9. D’une part, il ressort des pièces du dossier que la demande de permis de construire modificatif comprenait un plan intitulé « raccordement réseaux » faisant apparaître les modalités selon lesquelles le projet sera raccordé aux réseaux publics. Par suite, le permis de construire modificatif a régularisé la méconnaissance de ces dispositions par le permis de construire initial de sorte que le moyen est inopérant.
10. D’autre part, il ressort des pièces du dossier que la demande de permis de construire comportait plusieurs photomontages du projet le représentant sous plusieurs angles, une photographie de l’environnement proche ainsi qu’un plan des toitures. M. M et autres, qui n’assortissent leur moyen d’aucune précision, n’établissent pas que ces documents seraient insuffisants.
11. Il résulte de ce qui précède que les moyens tirés de la méconnaissance des articles R. 431-9 et R. 431-10 du code de l’urbanisme doivent être écartés.
S’agissant des moyens tirés de la méconnaissance du plan local d’urbanisme et du règlement national d’urbanisme :
12. En premier lieu, aux termes de l’article 2.1. des dispositions générales du règlement du plan local d’urbanisme : " Lorsque rien n’est indiqué dans le règlement de la zone concernée : () / Les travaux sur une construction légale* mais non conforme au présent PLUi (c’est-à-dire qui ne respecte pas les articles de la zone concernée et leurs règles alternatives) sont admis à condition :/ qu’ils aient pour objet d’améliorer la conformité ou de ne pas aggraver la non-conformité de la construction avec les dispositions règlementaires méconnues ; / ou qu’ils soient étrangers à ces dispositions. () ".

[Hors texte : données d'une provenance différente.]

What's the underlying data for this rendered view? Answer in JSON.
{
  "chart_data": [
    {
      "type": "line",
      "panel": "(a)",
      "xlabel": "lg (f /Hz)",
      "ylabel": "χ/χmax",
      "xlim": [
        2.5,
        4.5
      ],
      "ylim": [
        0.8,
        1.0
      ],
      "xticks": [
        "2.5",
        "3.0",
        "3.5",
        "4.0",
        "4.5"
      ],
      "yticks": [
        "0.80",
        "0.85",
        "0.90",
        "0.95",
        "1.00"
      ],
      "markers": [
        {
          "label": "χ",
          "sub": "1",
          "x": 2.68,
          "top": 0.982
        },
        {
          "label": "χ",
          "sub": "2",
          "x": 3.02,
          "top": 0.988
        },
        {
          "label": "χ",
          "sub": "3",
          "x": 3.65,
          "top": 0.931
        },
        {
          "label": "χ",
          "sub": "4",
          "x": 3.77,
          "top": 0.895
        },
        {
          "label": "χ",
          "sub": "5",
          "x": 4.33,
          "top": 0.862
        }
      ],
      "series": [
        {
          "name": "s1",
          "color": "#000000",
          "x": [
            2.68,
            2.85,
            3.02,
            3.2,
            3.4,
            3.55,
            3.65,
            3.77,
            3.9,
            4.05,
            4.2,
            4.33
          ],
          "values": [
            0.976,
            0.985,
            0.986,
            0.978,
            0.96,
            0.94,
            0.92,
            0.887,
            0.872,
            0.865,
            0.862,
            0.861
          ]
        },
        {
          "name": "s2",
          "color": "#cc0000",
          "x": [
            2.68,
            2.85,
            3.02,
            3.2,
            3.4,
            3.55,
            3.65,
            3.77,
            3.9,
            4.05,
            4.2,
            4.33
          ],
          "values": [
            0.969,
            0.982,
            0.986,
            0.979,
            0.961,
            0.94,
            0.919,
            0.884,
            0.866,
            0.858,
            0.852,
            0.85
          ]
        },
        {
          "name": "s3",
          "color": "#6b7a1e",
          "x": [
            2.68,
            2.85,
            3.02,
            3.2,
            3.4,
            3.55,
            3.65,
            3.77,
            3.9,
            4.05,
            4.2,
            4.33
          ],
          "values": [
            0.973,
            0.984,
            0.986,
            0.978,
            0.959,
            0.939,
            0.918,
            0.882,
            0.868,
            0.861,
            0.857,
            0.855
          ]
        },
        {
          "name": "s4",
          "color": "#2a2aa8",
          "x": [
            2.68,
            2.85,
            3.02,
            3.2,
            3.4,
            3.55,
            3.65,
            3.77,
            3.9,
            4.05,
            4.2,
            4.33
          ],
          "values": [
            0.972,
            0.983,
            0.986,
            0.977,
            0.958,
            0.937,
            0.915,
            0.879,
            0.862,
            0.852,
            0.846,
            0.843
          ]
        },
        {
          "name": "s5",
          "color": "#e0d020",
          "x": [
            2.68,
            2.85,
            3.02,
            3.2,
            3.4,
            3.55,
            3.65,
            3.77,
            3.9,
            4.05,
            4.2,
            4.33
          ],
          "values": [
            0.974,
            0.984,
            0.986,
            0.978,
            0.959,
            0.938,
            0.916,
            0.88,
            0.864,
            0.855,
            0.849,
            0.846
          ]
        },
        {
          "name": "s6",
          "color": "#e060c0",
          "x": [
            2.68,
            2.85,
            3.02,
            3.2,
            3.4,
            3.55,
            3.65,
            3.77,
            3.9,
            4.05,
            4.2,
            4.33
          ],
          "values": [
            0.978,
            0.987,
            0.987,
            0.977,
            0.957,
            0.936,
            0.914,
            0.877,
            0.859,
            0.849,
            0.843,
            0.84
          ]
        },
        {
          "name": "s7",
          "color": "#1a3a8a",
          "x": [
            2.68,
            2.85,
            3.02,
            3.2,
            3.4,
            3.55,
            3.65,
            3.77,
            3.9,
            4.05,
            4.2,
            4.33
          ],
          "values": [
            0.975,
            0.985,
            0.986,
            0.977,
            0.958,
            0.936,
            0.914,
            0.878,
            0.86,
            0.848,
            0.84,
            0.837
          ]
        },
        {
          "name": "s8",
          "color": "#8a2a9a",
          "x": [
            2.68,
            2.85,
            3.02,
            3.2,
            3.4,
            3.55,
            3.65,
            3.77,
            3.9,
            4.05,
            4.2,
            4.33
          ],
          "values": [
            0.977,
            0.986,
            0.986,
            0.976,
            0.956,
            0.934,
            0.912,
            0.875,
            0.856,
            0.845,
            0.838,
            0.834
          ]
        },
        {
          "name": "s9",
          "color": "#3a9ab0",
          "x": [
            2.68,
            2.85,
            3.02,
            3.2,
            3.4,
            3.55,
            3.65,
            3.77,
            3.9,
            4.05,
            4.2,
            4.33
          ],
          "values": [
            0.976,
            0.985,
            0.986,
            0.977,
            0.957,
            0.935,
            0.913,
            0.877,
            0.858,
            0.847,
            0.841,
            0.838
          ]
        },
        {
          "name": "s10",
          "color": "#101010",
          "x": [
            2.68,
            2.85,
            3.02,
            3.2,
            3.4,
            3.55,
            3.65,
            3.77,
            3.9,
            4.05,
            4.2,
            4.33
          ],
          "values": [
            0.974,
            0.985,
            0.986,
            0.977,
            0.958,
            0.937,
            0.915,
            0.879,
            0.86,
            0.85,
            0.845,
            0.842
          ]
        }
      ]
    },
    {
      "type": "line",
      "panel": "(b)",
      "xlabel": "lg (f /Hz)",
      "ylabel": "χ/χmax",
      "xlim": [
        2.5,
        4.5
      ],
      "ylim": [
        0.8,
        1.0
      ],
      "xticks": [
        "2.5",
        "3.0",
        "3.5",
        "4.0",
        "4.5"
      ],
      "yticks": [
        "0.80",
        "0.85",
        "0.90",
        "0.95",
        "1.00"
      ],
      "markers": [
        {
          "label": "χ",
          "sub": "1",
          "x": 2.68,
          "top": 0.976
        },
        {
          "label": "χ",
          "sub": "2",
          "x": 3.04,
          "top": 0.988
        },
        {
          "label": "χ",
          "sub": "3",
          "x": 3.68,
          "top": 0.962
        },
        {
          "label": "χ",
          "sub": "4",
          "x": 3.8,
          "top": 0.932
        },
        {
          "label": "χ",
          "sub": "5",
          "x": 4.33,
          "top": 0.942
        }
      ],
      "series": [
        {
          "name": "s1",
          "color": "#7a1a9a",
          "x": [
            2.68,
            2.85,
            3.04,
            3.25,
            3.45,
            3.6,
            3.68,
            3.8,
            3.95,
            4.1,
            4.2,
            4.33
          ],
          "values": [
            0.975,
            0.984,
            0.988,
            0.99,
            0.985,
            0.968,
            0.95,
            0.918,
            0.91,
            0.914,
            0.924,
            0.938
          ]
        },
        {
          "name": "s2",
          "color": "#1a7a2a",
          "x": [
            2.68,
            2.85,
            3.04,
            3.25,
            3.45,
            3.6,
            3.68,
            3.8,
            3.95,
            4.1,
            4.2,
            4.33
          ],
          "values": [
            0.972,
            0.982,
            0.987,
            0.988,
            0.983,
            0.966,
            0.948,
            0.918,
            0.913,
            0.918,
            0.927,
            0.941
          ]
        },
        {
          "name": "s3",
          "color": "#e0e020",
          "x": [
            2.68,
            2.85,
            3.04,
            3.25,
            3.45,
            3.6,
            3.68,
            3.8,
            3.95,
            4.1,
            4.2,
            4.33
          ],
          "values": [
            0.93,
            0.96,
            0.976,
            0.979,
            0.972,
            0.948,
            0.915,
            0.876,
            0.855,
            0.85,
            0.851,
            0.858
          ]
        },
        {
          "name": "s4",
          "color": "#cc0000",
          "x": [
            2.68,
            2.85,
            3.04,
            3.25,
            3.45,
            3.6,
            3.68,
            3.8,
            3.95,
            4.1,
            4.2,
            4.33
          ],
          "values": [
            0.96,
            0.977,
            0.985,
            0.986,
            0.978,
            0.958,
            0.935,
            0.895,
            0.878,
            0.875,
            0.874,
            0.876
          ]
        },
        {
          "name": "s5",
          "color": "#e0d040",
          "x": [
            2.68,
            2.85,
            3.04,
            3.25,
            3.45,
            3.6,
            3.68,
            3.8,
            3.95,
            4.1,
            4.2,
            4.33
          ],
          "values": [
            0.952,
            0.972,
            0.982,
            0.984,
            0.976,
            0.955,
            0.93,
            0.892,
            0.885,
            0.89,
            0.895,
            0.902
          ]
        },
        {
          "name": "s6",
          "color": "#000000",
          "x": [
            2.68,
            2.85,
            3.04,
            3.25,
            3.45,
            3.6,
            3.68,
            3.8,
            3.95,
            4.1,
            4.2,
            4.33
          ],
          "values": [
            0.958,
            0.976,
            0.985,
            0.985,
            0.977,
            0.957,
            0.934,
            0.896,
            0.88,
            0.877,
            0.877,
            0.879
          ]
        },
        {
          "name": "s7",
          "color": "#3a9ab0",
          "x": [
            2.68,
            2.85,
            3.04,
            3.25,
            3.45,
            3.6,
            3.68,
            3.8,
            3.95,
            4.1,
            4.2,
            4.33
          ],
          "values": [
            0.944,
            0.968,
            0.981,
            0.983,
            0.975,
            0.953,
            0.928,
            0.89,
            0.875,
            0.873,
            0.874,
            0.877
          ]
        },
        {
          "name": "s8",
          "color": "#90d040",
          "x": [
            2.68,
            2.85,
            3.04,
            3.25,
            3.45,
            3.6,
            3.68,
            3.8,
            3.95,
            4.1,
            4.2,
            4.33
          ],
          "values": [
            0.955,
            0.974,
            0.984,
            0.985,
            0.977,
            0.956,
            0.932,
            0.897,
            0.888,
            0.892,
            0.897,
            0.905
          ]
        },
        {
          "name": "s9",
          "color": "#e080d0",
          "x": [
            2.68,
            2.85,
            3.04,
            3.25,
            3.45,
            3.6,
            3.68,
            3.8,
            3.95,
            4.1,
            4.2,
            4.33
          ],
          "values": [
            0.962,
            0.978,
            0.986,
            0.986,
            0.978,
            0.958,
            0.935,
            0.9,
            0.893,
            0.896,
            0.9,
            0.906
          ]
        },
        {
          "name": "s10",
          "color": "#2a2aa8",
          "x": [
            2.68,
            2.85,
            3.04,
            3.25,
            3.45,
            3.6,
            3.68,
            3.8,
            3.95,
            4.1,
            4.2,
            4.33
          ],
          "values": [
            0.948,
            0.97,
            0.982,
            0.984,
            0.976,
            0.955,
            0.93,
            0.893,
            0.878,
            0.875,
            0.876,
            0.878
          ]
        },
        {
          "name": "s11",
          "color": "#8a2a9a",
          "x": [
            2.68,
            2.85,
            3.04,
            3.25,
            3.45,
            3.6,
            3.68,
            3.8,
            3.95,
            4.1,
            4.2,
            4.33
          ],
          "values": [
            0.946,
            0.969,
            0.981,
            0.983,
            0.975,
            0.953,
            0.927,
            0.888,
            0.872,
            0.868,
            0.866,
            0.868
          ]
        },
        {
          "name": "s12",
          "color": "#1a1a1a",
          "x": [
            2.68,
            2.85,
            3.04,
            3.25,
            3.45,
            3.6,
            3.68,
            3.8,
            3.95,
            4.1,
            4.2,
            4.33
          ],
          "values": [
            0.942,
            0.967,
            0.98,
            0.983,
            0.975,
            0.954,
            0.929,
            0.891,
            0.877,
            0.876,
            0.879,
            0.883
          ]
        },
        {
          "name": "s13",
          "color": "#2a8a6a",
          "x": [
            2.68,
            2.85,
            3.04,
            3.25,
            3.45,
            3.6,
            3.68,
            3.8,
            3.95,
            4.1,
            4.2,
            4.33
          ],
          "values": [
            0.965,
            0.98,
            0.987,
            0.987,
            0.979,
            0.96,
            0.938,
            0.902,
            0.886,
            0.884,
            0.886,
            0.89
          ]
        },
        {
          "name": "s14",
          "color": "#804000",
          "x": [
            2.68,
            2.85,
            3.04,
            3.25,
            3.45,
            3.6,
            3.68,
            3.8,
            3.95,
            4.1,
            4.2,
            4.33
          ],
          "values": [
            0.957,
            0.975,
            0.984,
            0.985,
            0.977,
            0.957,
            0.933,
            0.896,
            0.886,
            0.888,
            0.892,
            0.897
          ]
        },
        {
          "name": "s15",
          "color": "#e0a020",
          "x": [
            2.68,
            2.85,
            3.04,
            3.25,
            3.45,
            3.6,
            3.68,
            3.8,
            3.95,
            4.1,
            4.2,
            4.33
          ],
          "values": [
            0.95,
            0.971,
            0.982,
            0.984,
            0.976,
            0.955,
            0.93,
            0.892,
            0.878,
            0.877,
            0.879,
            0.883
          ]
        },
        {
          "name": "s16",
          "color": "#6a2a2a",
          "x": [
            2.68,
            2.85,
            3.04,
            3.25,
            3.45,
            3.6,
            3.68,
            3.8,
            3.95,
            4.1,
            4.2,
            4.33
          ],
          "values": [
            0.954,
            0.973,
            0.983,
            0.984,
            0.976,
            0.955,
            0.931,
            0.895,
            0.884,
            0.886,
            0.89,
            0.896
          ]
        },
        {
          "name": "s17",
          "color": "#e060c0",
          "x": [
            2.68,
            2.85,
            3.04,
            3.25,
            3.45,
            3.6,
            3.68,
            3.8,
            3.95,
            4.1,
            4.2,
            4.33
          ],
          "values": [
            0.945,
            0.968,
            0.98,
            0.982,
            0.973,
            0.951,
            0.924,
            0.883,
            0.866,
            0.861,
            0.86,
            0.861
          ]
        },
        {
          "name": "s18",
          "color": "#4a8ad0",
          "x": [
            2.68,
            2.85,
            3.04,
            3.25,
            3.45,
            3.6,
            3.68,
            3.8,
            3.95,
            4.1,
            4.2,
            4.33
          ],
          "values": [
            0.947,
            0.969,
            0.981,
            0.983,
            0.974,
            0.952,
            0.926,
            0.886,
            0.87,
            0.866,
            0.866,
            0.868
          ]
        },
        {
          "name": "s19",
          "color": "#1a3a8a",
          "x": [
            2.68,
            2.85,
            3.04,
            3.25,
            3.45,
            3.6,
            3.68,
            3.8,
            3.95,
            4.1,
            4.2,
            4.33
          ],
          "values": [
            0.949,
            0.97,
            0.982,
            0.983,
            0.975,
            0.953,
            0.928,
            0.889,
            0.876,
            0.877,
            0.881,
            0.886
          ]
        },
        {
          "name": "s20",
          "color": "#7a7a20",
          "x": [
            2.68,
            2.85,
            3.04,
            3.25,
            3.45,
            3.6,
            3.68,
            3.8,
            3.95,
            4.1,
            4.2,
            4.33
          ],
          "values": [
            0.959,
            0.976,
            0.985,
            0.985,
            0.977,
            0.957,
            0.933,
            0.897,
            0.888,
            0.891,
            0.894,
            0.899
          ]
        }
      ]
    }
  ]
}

13. D’une part, il résulte de ce qui a été dit au point 3 que la construction existante a été régulièrement édifiée et doit, par conséquent, être regardée comme une construction légale.
14. D’autre part, M. M et autres soutiennent que le projet devait être qualifié de nouvelle construction. Toutefois, il ressort des pièces du dossier que l’essentiel du bâtiment existant est conservé et, les démolitions portant seulement sur une partie des toitures et deux petites constructions. Par ailleurs, contrairement à ce qu’ils soutiennent, et en tout état de cause, il n’est pas prévu de supprimer les plateaux existants, mais uniquement leurs cloisons intérieures. Par suite, c’est sans erreur de droit que le maire a considéré que le projet avait pour objet des travaux sur une construction existante.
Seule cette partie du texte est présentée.